5. Penetration Testing – Penetration Testing is also performed for API’s to ensure that they do not fall prey to threats like hacking, compromised data etc. and to uncover the vulnerabilities of a system if there are any.
6.  Usability Testing – It is done to verify how user-friendly an API is, how easy it is to use and how it integrates with other platforms.
7. Discovery Testing – The set of calls documented in the API are tested manually to verify if a specific resource exposed by the API can be listed, created and deleted as appropriate. 
8. Fuzzing – Also known as Fuzz testing, this forms a part of negative testing to test the limits of an API or any unexpected behavior. Heaps of random data called as noise / fuzz are forcibly entered into the system in order to attempt a crash or overflow thus testing its limits.
9. Validation Testing – As the name suggests, it is done to validate as well as verify if the product behavior is as it is expected to be. To be sure that the requirements are met.
10. Runtime & Error Detection – This one is to actually see how an API runs in real-time. It is monitored to see if there are any execution errors or run-time errors.

FORMATS PREDOMINANTLY USED FOR API’S 

JSON (JavaScript Object Notation) and XML.

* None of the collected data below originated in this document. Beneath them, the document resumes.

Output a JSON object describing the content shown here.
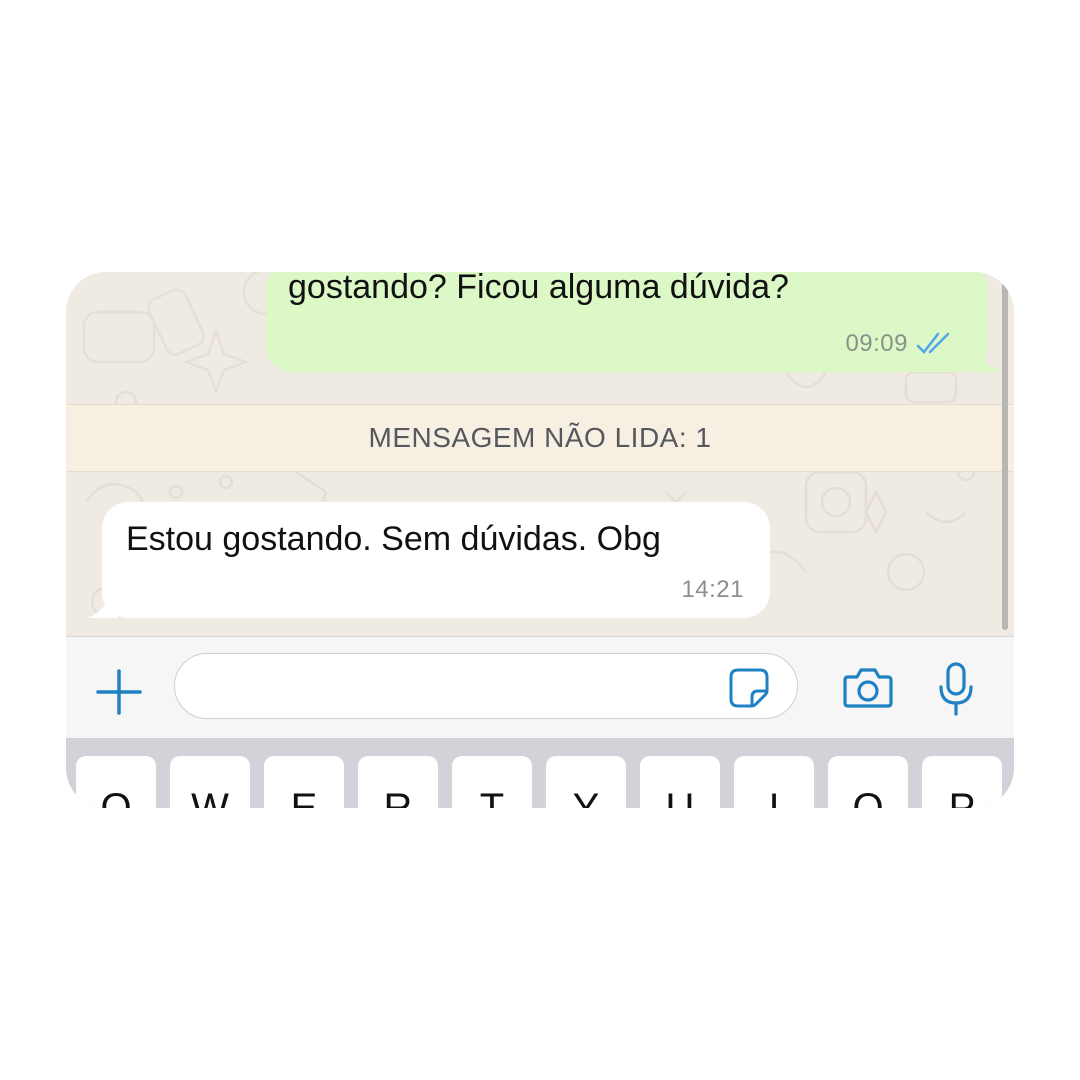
{
  "chat": {
    "outgoing": {
      "text": "gostando? Ficou alguma dúvida?",
      "time": "09:09",
      "status_icon": "double-check-icon",
      "bubble_color": "#dcf8c6",
      "check_color": "#4fa6e8"
    },
    "unread_label": "MENSAGEM NÃO LIDA: 1",
    "incoming": {
      "text": "Estou gostando. Sem dúvidas. Obg",
      "time": "14:21",
      "bubble_color": "#ffffff"
    }
  },
  "input_bar": {
    "attach_icon": "plus-icon",
    "message_placeholder": "",
    "sticker_icon": "sticker-icon",
    "camera_icon": "camera-icon",
    "mic_icon": "microphone-icon",
    "accent_color": "#1f80c4"
  },
  "keyboard": {
    "keys": [
      "Q",
      "W",
      "E",
      "R",
      "T",
      "Y",
      "U",
      "I",
      "O",
      "P"
    ]
  }
}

The format for an application development is chosen on the basis of several factors like –

1. On the basis of the purpose of API development and its usage.
2. A language’s simplicity of use.
3. Data Usage in a format.
4. Its compatibility with the application and interface.
5. How we want to present an API.
6. How we want to integrate the data.

 TOOLS USED FOR TESTING API’S 

1. RapidAPI
2. Rest-assured
3. Postman
4. PAW
5. SoapUI
6. Katalon Studio
7. JMeter
8. KarateDSL
9. Tricentis Tosca
10. Assertible

And the list goes on.

CONCLUSION –

To conclude here, the area of API’s have seen such a big leap in terms of growth and application. There is just so much of it all around us that we cannot ignore the fact that they have come to occupy a big chunk of the market for not just development but the QA as well. API testing has revolutionized the way of testing as well, as it gives the tester an insight of not just what is happening at GUI layer, but also the business layer as well, giving more exposure and understanding of how the system interacts behind the scenes.